Erste K.-o.-Runde im Europacup, Weltmeisterschaften im Ski alpin und ab Mittwoch auch im Biathlon, und der Hallensport tritt langsam in die entscheidende Phase.

 

Machbare Hürden für Bayern und Dortmund

 

Nach der schier endlosen Vorrunde mit insgesamt 144 Spielen, bei denen gerade 12 von 36 Teams ausgeschieden sind, geht es jetzt ratz fatz. Am Dienstag und Mittwoch in der Champions League stehen die Hinspiele der Zwischenrunde an. Borussia Dortmund (bei Sporting Lissabon) und Bayern München (bei Celtic Glasgow) erwischten attraktive und dennoch machbare Gegner. Insgesondere der Auftritt im stimmungsvollen Celtic-Park mit Edelfan Rod Stewart ist für jeden Fußballprofi ein herausragendes Ereignis.
Im Mittelpunkt des Interesses steht aber das Treffen der beiden Dickschiffe Manchester City und Real Madrid. Für eines der beiden Teams, die eigentlich mindestens das Halbfinale im Sinn haben,  ist nächsten Mittwoch schon Schluss mit der internationalen Reise und die Saison im Eimer.
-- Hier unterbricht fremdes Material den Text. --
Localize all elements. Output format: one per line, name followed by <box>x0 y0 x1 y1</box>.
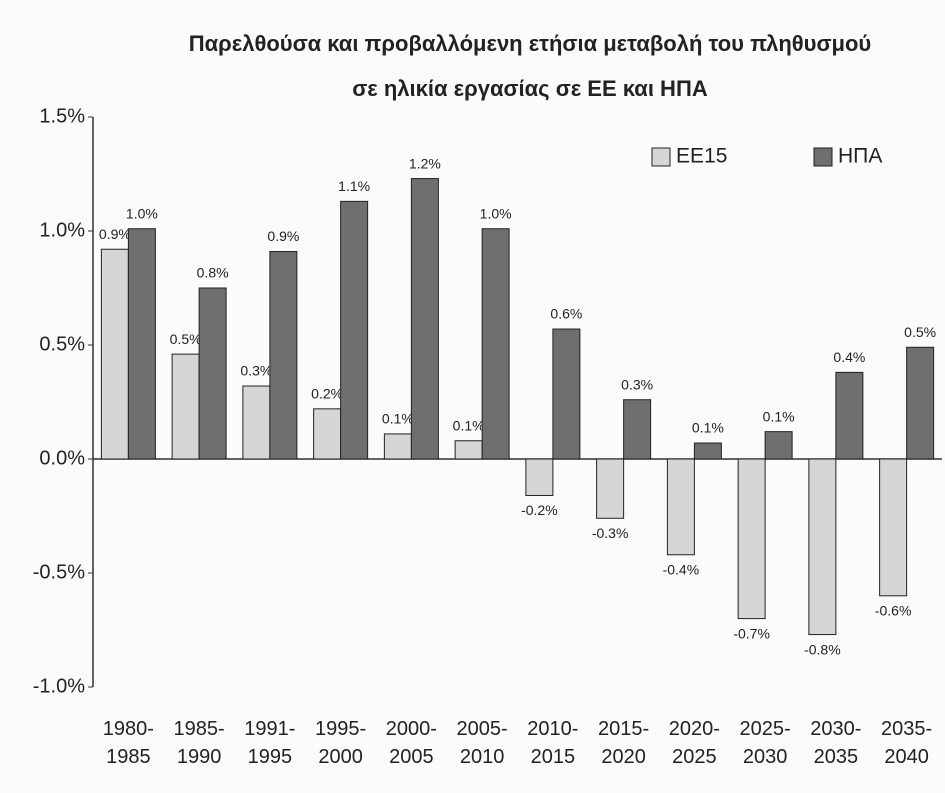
value-label: 0.1% <box>763 408 795 424</box>
value-label: 0.9% <box>99 226 131 242</box>
legend-swatch <box>651 147 671 167</box>
x-tick-label: 2030-2035 <box>810 718 861 768</box>
value-label: -0.7% <box>733 625 770 641</box>
value-label: 0.3% <box>621 376 653 392</box>
value-label: -0.6% <box>875 603 912 619</box>
value-label: 0.8% <box>197 265 229 281</box>
value-label: 1.0% <box>126 205 158 221</box>
bar <box>764 431 793 460</box>
bar <box>340 200 369 460</box>
value-label: 0.2% <box>311 386 343 402</box>
bar <box>410 178 439 460</box>
bar <box>525 458 554 496</box>
bar <box>242 385 271 460</box>
value-label: 1.2% <box>409 155 441 171</box>
bar <box>269 251 298 460</box>
bar <box>693 442 722 460</box>
x-tick-label: 1980-1985 <box>103 718 154 768</box>
y-tick-label: 0.5% <box>39 333 85 355</box>
value-label: 0.3% <box>240 363 272 379</box>
y-tick-label: -0.5% <box>33 561 85 583</box>
bar <box>808 458 837 636</box>
value-label: 0.1% <box>453 417 485 433</box>
bar <box>454 440 483 460</box>
value-label: 0.5% <box>170 331 202 347</box>
x-tick-label: 2035-2040 <box>881 718 932 768</box>
x-tick-label: 2020-2025 <box>669 718 720 768</box>
x-tick-label: 1991-1995 <box>244 718 295 768</box>
value-label: 1.0% <box>480 205 512 221</box>
value-label: -0.4% <box>663 561 700 577</box>
bar <box>481 228 510 460</box>
value-label: 0.1% <box>382 411 414 427</box>
value-label: -0.3% <box>592 525 629 541</box>
x-tick-label: 1995-2000 <box>315 718 366 768</box>
legend-swatch <box>813 147 833 167</box>
y-tick-label: -1.0% <box>33 675 85 697</box>
bar <box>666 458 695 556</box>
x-tick-label: 2005-2010 <box>457 718 508 768</box>
x-tick-label: 1985-1990 <box>174 718 225 768</box>
value-label: 0.5% <box>904 324 936 340</box>
y-tick-label: 1.0% <box>39 219 85 241</box>
legend-label: ΕΕ15 <box>676 145 727 168</box>
bar <box>835 371 864 460</box>
bar <box>313 408 342 460</box>
chart-title: Παρελθούσα και προβαλλόμενη ετήσια μεταβ… <box>189 31 871 56</box>
bar <box>906 346 935 460</box>
bar <box>879 458 908 597</box>
value-label: 0.6% <box>550 306 582 322</box>
value-label: 0.1% <box>692 420 724 436</box>
bar <box>596 458 625 519</box>
bar <box>383 433 412 460</box>
bar <box>737 458 766 620</box>
value-label: -0.2% <box>521 502 558 518</box>
bar <box>198 287 227 460</box>
bar <box>100 248 129 460</box>
bar <box>171 353 200 460</box>
value-label: 0.4% <box>833 349 865 365</box>
bar <box>623 399 652 460</box>
value-label: 1.1% <box>338 178 370 194</box>
x-tick-label: 2010-2015 <box>527 718 578 768</box>
bar <box>127 228 156 460</box>
y-tick-label: 0.0% <box>39 447 85 469</box>
y-tick-label: 1.5% <box>39 105 85 127</box>
x-tick-label: 2025-2030 <box>740 718 791 768</box>
x-tick-label: 2000-2005 <box>386 718 437 768</box>
chart-title: σε ηλικία εργασίας σε ΕΕ και ΗΠΑ <box>352 76 708 101</box>
legend-label: ΗΠΑ <box>838 145 882 168</box>
x-tick-label: 2015-2020 <box>598 718 649 768</box>
bar <box>552 328 581 460</box>
value-label: 0.9% <box>267 228 299 244</box>
value-label: -0.8% <box>804 641 841 657</box>
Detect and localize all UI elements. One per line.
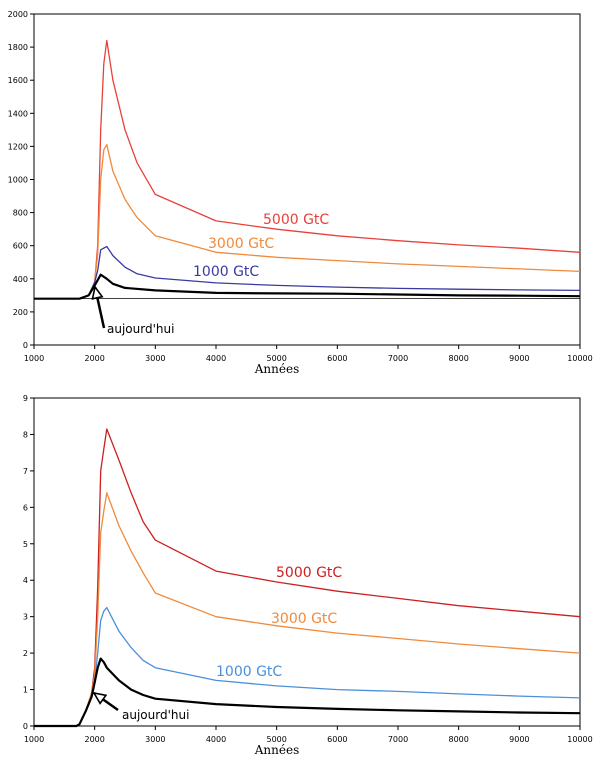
y-tick-label: 1800 (8, 43, 28, 52)
x-tick-label: 5000 (266, 735, 286, 744)
y-tick-label: 6 (23, 503, 28, 512)
y-tick-label: 1400 (8, 109, 28, 118)
x-tick-label: 7000 (388, 354, 408, 363)
y-tick-label: 0 (23, 722, 28, 731)
x-tick-label: 2000 (84, 735, 104, 744)
y-tick-label: 1 (23, 686, 28, 695)
series-line-observed (34, 273, 581, 300)
series-line-5000-gtc (34, 39, 581, 300)
y-tick-label: 2000 (8, 10, 28, 19)
y-tick-label: 2 (23, 649, 28, 658)
series-label: 1000 GtC (193, 264, 259, 280)
y-tick-label: 800 (13, 209, 28, 218)
y-tick-label: 5 (23, 540, 28, 549)
x-tick-label: 6000 (327, 735, 347, 744)
series-label: 1000 GtC (216, 664, 282, 680)
x-tick-label: 1000 (24, 354, 44, 363)
annotation-label: aujourd'hui (122, 708, 189, 722)
y-tick-label: 8 (23, 430, 28, 439)
y-tick-label: 1200 (8, 142, 28, 151)
series-label: 3000 GtC (271, 611, 337, 627)
x-tick-label: 1000 (24, 735, 44, 744)
annotation-label: aujourd'hui (107, 322, 174, 336)
x-tick-label: 6000 (327, 354, 347, 363)
x-tick-label: 3000 (145, 354, 165, 363)
x-tick-label: 3000 (145, 735, 165, 744)
x-tick-label: 4000 (206, 735, 226, 744)
x-tick-label: 10000 (567, 735, 592, 744)
y-tick-label: 200 (13, 308, 28, 317)
x-tick-label: 9000 (509, 735, 529, 744)
x-tick-label: 2000 (84, 354, 104, 363)
annotation-arrow-head (91, 285, 104, 300)
y-tick-label: 400 (13, 275, 28, 284)
plot-frame (33, 397, 581, 727)
y-tick-label: 9 (23, 394, 28, 403)
y-tick-label: 1600 (8, 76, 28, 85)
series-label: 5000 GtC (263, 212, 329, 228)
y-tick-label: 4 (23, 576, 28, 585)
x-tick-label: 8000 (448, 354, 468, 363)
y-tick-label: 3 (23, 613, 28, 622)
x-tick-label: 7000 (388, 735, 408, 744)
annotation-arrow-head (92, 691, 108, 705)
series-label: 5000 GtC (276, 565, 342, 581)
x-tick-label: 5000 (266, 354, 286, 363)
chart-2: 0 1 2 3 4 5 6 7 8 9 1000 2000 3000 4000 5000 6000 7000 80… (23, 394, 593, 757)
y-tick-label: 600 (13, 242, 28, 251)
x-tick-label: 4000 (206, 354, 226, 363)
x-tick-label: 10000 (567, 354, 592, 363)
series-label: 3000 GtC (208, 236, 274, 252)
x-axis-label: Années (254, 743, 299, 757)
y-tick-label: 0 (23, 341, 28, 350)
x-tick-label: 8000 (448, 735, 468, 744)
series-line-1000-gtc (34, 245, 581, 300)
chart-1: 0 200 400 600 800 1000 1200 1400 1600 1800 2000 100… (8, 10, 593, 376)
series-line-observed (34, 657, 581, 728)
y-tick-label: 7 (23, 467, 28, 476)
x-axis-label: Années (254, 362, 299, 376)
y-tick-label: 1000 (8, 176, 28, 185)
x-tick-label: 9000 (509, 354, 529, 363)
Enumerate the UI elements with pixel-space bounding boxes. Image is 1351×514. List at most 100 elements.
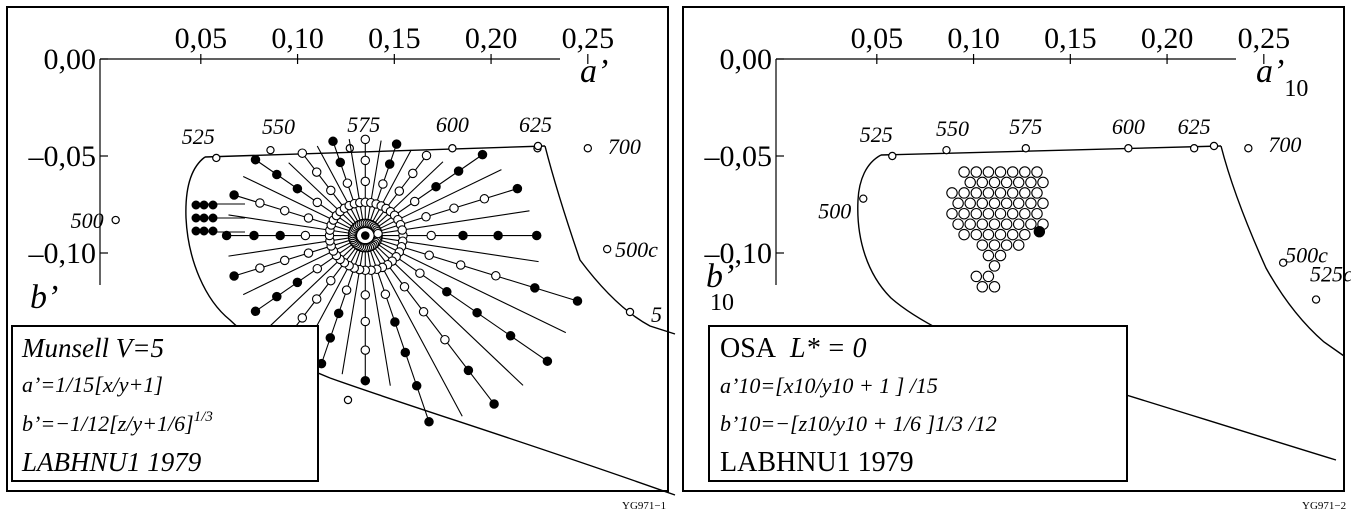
- x-tick-label: 0,20: [465, 22, 518, 55]
- munsell-sample: [384, 159, 395, 169]
- munsell-sample: [421, 150, 432, 161]
- locus-label: 700: [608, 134, 641, 159]
- hue-line: [316, 145, 360, 225]
- munsell-sample: [255, 263, 265, 273]
- spectral-locus-bottom: [329, 377, 676, 496]
- munsell-sample: [325, 333, 336, 343]
- munsell-sample: [489, 399, 499, 409]
- osa-sample: [976, 281, 989, 293]
- locus-label: 500: [71, 208, 104, 233]
- locus-point: [111, 215, 120, 225]
- munsell-sample: [455, 260, 466, 270]
- munsell-sample: [360, 290, 371, 300]
- locus-label: 575: [1009, 114, 1042, 139]
- munsell-sample: [360, 134, 371, 145]
- munsell-sample: [491, 271, 501, 281]
- munsell-sample: [279, 205, 290, 216]
- munsell-sample: [440, 334, 450, 345]
- munsell-sample: [380, 289, 391, 300]
- hue-line: [376, 240, 567, 334]
- osa-sample: [970, 187, 983, 199]
- white-point: [360, 231, 370, 240]
- x-tick-label: 0,25: [562, 22, 615, 55]
- osa-sample-grid: [946, 166, 1049, 293]
- osa-sample: [988, 260, 1001, 272]
- munsell-sample: [292, 277, 303, 288]
- munsell-sample: [409, 196, 420, 207]
- osa-sample: [1000, 218, 1013, 230]
- locus-point: [942, 145, 951, 155]
- osa-sample: [970, 270, 983, 283]
- osa-sample: [946, 187, 958, 199]
- locus-point: [888, 151, 897, 161]
- osa-sample: [970, 207, 983, 220]
- munsell-sample: [312, 263, 323, 274]
- munsell-sample: [400, 347, 411, 358]
- y-axis-ticks: 0,00 –0,05 –0,10: [704, 43, 784, 270]
- munsell-sample: [531, 230, 542, 241]
- munsell-sample: [449, 203, 459, 213]
- y-tick-label: –0,05: [704, 140, 773, 173]
- osa-sample: [1012, 218, 1025, 230]
- x-tick-label: 0,25: [1238, 22, 1291, 55]
- locus-point: [343, 395, 353, 405]
- x-tick-label: 0,10: [947, 22, 1000, 55]
- osa-sample: [958, 166, 970, 178]
- munsell-sample: [493, 230, 503, 241]
- y-tick-label: –0,10: [704, 237, 773, 270]
- locus-point: [625, 307, 635, 317]
- legend-title: OSA L* = 0: [720, 333, 866, 364]
- munsell-sample: [249, 230, 259, 241]
- osa-sample: [994, 166, 1007, 178]
- osa-chart: 0,05 0,10 0,15 0,20 0,25 0,00 –0,05 –0,10 a’10…: [682, 6, 1351, 512]
- munsell-sample: [421, 212, 431, 222]
- munsell-sample: [199, 226, 209, 236]
- hue-line: [375, 242, 548, 362]
- munsell-sample: [311, 167, 322, 177]
- munsell-sample: [360, 176, 371, 187]
- munsell-sample: [477, 149, 488, 160]
- munsell-sample: [391, 139, 402, 149]
- osa-sample: [1037, 197, 1049, 210]
- locus-point: [266, 145, 275, 155]
- osa-sample: [1031, 207, 1043, 220]
- osa-sample: [1006, 187, 1019, 199]
- munsell-sample: [292, 183, 303, 194]
- osa-sample: [1019, 187, 1031, 199]
- osa-sample: [988, 176, 1001, 189]
- munsell-sample: [191, 213, 201, 223]
- munsell-sample: [342, 178, 353, 188]
- spectral-locus-top: [880, 145, 1222, 156]
- osa-sample: [976, 218, 989, 230]
- munsell-sample: [199, 213, 209, 223]
- locus-label: 550: [936, 116, 969, 141]
- x-tick-label: 0,05: [175, 22, 228, 55]
- osa-sample: [982, 270, 995, 283]
- osa-sample: [988, 239, 1001, 251]
- osa-sample: [1012, 239, 1025, 251]
- osa-sample: [994, 228, 1007, 241]
- osa-sample: [1019, 228, 1031, 241]
- munsell-sample: [542, 356, 553, 366]
- purple-line: [1220, 145, 1345, 357]
- locus-point: [1278, 258, 1288, 267]
- munsell-sample: [373, 228, 383, 239]
- x-axis-label: a’10: [1256, 53, 1308, 102]
- munsell-sample: [208, 200, 218, 210]
- munsell-sample: [275, 230, 285, 241]
- x-axis-ticks: 0,05 0,10 0,15 0,20 0,25: [851, 22, 1291, 64]
- osa-sample: [964, 176, 976, 189]
- osa-sample: [1025, 176, 1037, 189]
- chart-panel-osa: 0,05 0,10 0,15 0,20 0,25 0,00 –0,05 –0,10 a’10…: [676, 0, 1351, 514]
- munsell-sample: [453, 166, 464, 176]
- locus-point: [1209, 141, 1219, 151]
- x-tick-label: 0,10: [271, 22, 324, 55]
- munsell-sample: [300, 230, 311, 241]
- osa-sample: [1025, 218, 1037, 230]
- munsell-grid: [191, 134, 583, 427]
- munsell-chart: 0,05 0,10 0,15 0,20 0,25 0,00 –0,05 –0,10 a’ b…: [6, 6, 676, 512]
- osa-sample: [958, 187, 970, 199]
- osa-sample: [1006, 207, 1019, 220]
- hue-line: [368, 246, 430, 422]
- munsell-sample: [272, 169, 282, 180]
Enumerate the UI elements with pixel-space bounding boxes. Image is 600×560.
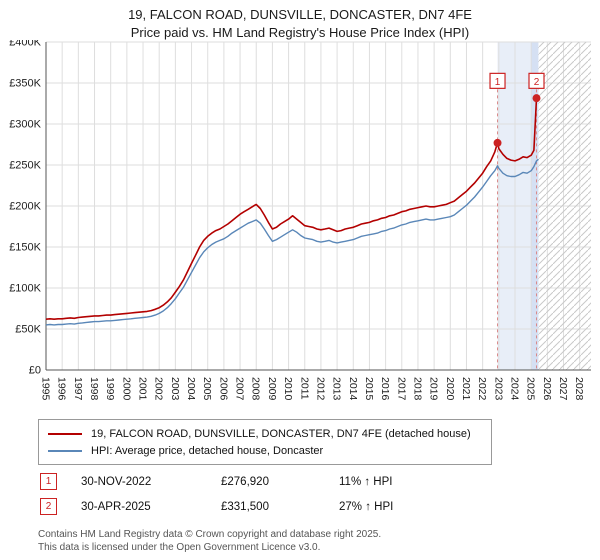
annotation-2-date: 30-APR-2025 xyxy=(81,500,151,513)
svg-text:£400K: £400K xyxy=(9,40,41,49)
svg-text:2022: 2022 xyxy=(476,377,488,401)
svg-text:2009: 2009 xyxy=(266,377,278,401)
annotation-2-hpi: 27% ↑ HPI xyxy=(339,500,394,513)
annotation-1-marker: 1 xyxy=(40,473,57,490)
svg-text:2011: 2011 xyxy=(298,377,310,400)
legend-label-property: 19, FALCON ROAD, DUNSVILLE, DONCASTER, D… xyxy=(91,427,471,440)
svg-text:1999: 1999 xyxy=(104,377,116,401)
svg-text:2015: 2015 xyxy=(363,377,375,401)
svg-text:£200K: £200K xyxy=(9,201,41,213)
annotation-1-price: £276,920 xyxy=(221,475,269,488)
svg-text:£150K: £150K xyxy=(9,242,41,254)
svg-text:2014: 2014 xyxy=(347,377,359,401)
svg-text:1996: 1996 xyxy=(56,377,68,401)
svg-text:1: 1 xyxy=(495,77,501,88)
svg-text:£300K: £300K xyxy=(9,119,41,131)
svg-text:2000: 2000 xyxy=(120,377,132,401)
svg-text:2026: 2026 xyxy=(541,377,553,401)
license-footer: Contains HM Land Registry data © Crown c… xyxy=(38,528,600,554)
red-line-swatch xyxy=(48,432,82,435)
svg-text:2: 2 xyxy=(534,77,540,88)
svg-text:2019: 2019 xyxy=(428,377,440,401)
svg-text:2008: 2008 xyxy=(250,377,262,401)
svg-text:2028: 2028 xyxy=(573,377,585,401)
svg-text:2024: 2024 xyxy=(508,377,520,401)
svg-text:1997: 1997 xyxy=(72,377,84,401)
svg-text:£250K: £250K xyxy=(9,160,41,172)
footer-line-1: Contains HM Land Registry data © Crown c… xyxy=(38,529,382,540)
page-subtitle: Price paid vs. HM Land Registry's House … xyxy=(130,25,470,40)
svg-text:2013: 2013 xyxy=(331,377,343,401)
annotation-1-date: 30-NOV-2022 xyxy=(81,475,152,488)
svg-text:2006: 2006 xyxy=(217,377,229,401)
svg-text:2023: 2023 xyxy=(492,377,504,401)
legend-item-property: 19, FALCON ROAD, DUNSVILLE, DONCASTER, D… xyxy=(48,425,482,442)
chart-legend: 19, FALCON ROAD, DUNSVILLE, DONCASTER, D… xyxy=(38,419,492,465)
svg-text:2016: 2016 xyxy=(379,377,391,401)
svg-text:1998: 1998 xyxy=(88,377,100,401)
annotation-2-marker: 2 xyxy=(40,498,57,515)
annotation-row-1: 1 30-NOV-2022 £276,920 11% ↑ HPI xyxy=(40,473,600,490)
footer-line-2: This data is licensed under the Open Gov… xyxy=(38,542,321,553)
svg-text:2012: 2012 xyxy=(314,377,326,401)
svg-text:2021: 2021 xyxy=(460,377,472,401)
svg-text:2017: 2017 xyxy=(395,377,407,401)
blue-line-swatch xyxy=(48,449,82,452)
legend-label-hpi: HPI: Average price, detached house, Donc… xyxy=(91,444,324,457)
svg-text:2002: 2002 xyxy=(153,377,165,401)
svg-text:2003: 2003 xyxy=(169,377,181,401)
svg-text:£350K: £350K xyxy=(9,78,41,90)
page-title: 19, FALCON ROAD, DUNSVILLE, DONCASTER, D… xyxy=(128,7,472,22)
svg-text:2020: 2020 xyxy=(444,377,456,401)
svg-text:2010: 2010 xyxy=(282,377,294,401)
svg-text:2018: 2018 xyxy=(411,377,423,401)
svg-text:2007: 2007 xyxy=(234,377,246,401)
svg-text:2001: 2001 xyxy=(137,377,149,401)
svg-text:2025: 2025 xyxy=(525,377,537,401)
price-history-chart: 1995 1996 1997 1998 1999 2000 2001 2002 2003 2004… xyxy=(9,40,591,401)
svg-text:2005: 2005 xyxy=(201,377,213,401)
annotation-2-price: £331,500 xyxy=(221,500,269,513)
annotation-row-2: 2 30-APR-2025 £331,500 27% ↑ HPI xyxy=(40,498,600,515)
svg-text:£100K: £100K xyxy=(9,283,41,295)
svg-text:2004: 2004 xyxy=(185,377,197,401)
svg-text:2027: 2027 xyxy=(557,377,569,401)
legend-item-hpi: HPI: Average price, detached house, Donc… xyxy=(48,442,482,459)
svg-text:£50K: £50K xyxy=(15,324,41,336)
annotation-1-hpi: 11% ↑ HPI xyxy=(339,475,393,488)
svg-text:£0: £0 xyxy=(29,365,41,377)
svg-text:1995: 1995 xyxy=(40,377,52,401)
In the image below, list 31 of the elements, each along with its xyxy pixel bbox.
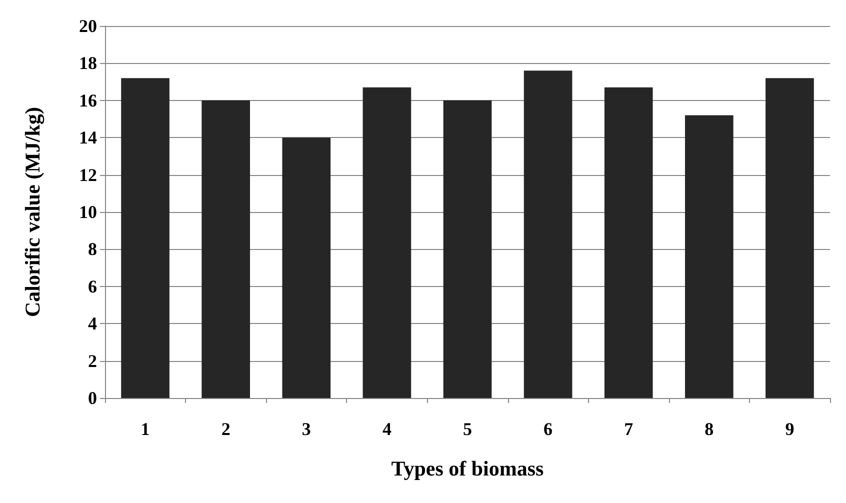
x-tick-label: 7 xyxy=(624,419,634,439)
x-tick-label: 6 xyxy=(544,419,553,439)
y-tick-label: 16 xyxy=(79,90,97,110)
bar xyxy=(121,78,170,398)
bar xyxy=(362,87,412,398)
y-tick-label: 12 xyxy=(79,164,97,185)
y-tick-label: 2 xyxy=(88,350,97,371)
bar xyxy=(524,70,572,398)
y-tick-label: 14 xyxy=(79,128,97,148)
bar xyxy=(604,87,653,398)
bar xyxy=(202,100,250,398)
x-tick-label: 9 xyxy=(785,419,794,439)
bar xyxy=(282,138,331,398)
x-tick-label: 3 xyxy=(302,419,311,439)
y-axis-title: Calorific value (MJ/kg) xyxy=(20,107,44,317)
y-tick-label: 18 xyxy=(79,53,97,74)
x-axis-title: Types of biomass xyxy=(391,456,544,480)
y-tick-label: 10 xyxy=(79,202,97,222)
x-tick-label: 1 xyxy=(140,419,150,439)
y-tick-label: 8 xyxy=(88,239,97,260)
y-tick-label: 4 xyxy=(88,314,97,334)
x-tick-label: 5 xyxy=(463,419,472,439)
x-tick-label: 4 xyxy=(382,419,392,439)
x-tick-label: 8 xyxy=(704,419,714,439)
bar xyxy=(766,78,814,398)
bar xyxy=(443,100,492,398)
bar xyxy=(685,115,734,398)
x-tick-label: 2 xyxy=(221,419,230,439)
y-tick-label: 0 xyxy=(88,388,97,408)
y-tick-label: 20 xyxy=(79,16,97,36)
y-tick-label: 6 xyxy=(88,276,97,296)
Die Ansetzungen im einzelnen. Die Rückspiele sind dann nächste Woche. DAZN überträgt alles einzeln und in Konferenz (außer Sporting vs BVB (exklusiv bei Prime)

Dienstag

18.45: Stade Brest – PSG (französisches Duell als Appetizer, naja)
21:00: Juventus – PSV Eindhoven
21:00: Sporting – BVB
21:00: Manchester City – Real Madrid

Mittwoch

18:45: FC Brügge – Atalanta Bergamo
21:00 AS Monaco – Benfica (für Connaiseure)
21:00: Celtic – FCB
21:00: Feyenoord – Milan

 

Am Donnerstag geht es dann in der Europa League und Conference League mit der Zwischerunde weiter. Europa League ohne deutsche Beteiligung, weil sich Eintracht Frankfurt direkt fürs Achtelfinale qualifiziert hat und Hoffenheim bereits ausgeschieden ist. Der 1. FC Heidenheim muss in der Conf League beim FC Kopenhagen antreten. Ob es für die abstiegsgefährdeten Ostalbstädter ratsam ist, viele Kräfte international zu vepulvern sei dahingestellt, ein tolles Erlebnis ist es allemal.
Das namhafteste Duell ist zweifellos die Partie zwischen der Roma (mit Mats Hummels) und dem FC Porto.

 

Zeit für die Techniker

 

Die zweite Woche der alpinen Ski-WM in Saalbach steht im Zeichen der Techniker. Aus deutscher Sicht ist vor allem das Abschneiden von Lena Dürr und Linus Straßer im Slalom spannend, die beide zu den Medaillenanwärtern gehören. Am Dienstag und Mittwoch die beiden Teamwettbewerbe bei Frauen und Männern.
Mehr dazu in gesonderten Texten.

 

Laufen und Schießen in Lenzerheide

 

Wenn ich das richtig sehe, findet erstmals eine „richtige“ Biathlon-WM in der Schweiz statt (es gab in den 80ern mal gesonderte Titelkämpfe der Frauen, als die noch nicht olympisch waren). Ambitioniert für eine Skination, dass sich die Wettbewerbe teilweise mit denen in Saalbach überschneiden.
Insgesamt stehen 12 Entscheidungen an, je 5 bei Frauen und Männern sowie zwei gemischte Staffel-Wettbewerbe. Die Mixed Staffel am Mittwoch macht den Anfang.
Es sind die letzten Böe-Festspiele. Sowohl Tarjej als auch der jüngere Bruder Johannes Tignes werden nach der Saison ihre erfolgreiche Karriere beenden, also Olympia 2026 in Cortina nicht mehr in Angriff nehmen.

Favoriten

Platt gesagt: in jedem Wettbewerb norwegische Männer und französische Frauen, wo die beiden Nationen in allen Wettbewerben jeweils gleich mehrere heiße Eisen im Feuer haben.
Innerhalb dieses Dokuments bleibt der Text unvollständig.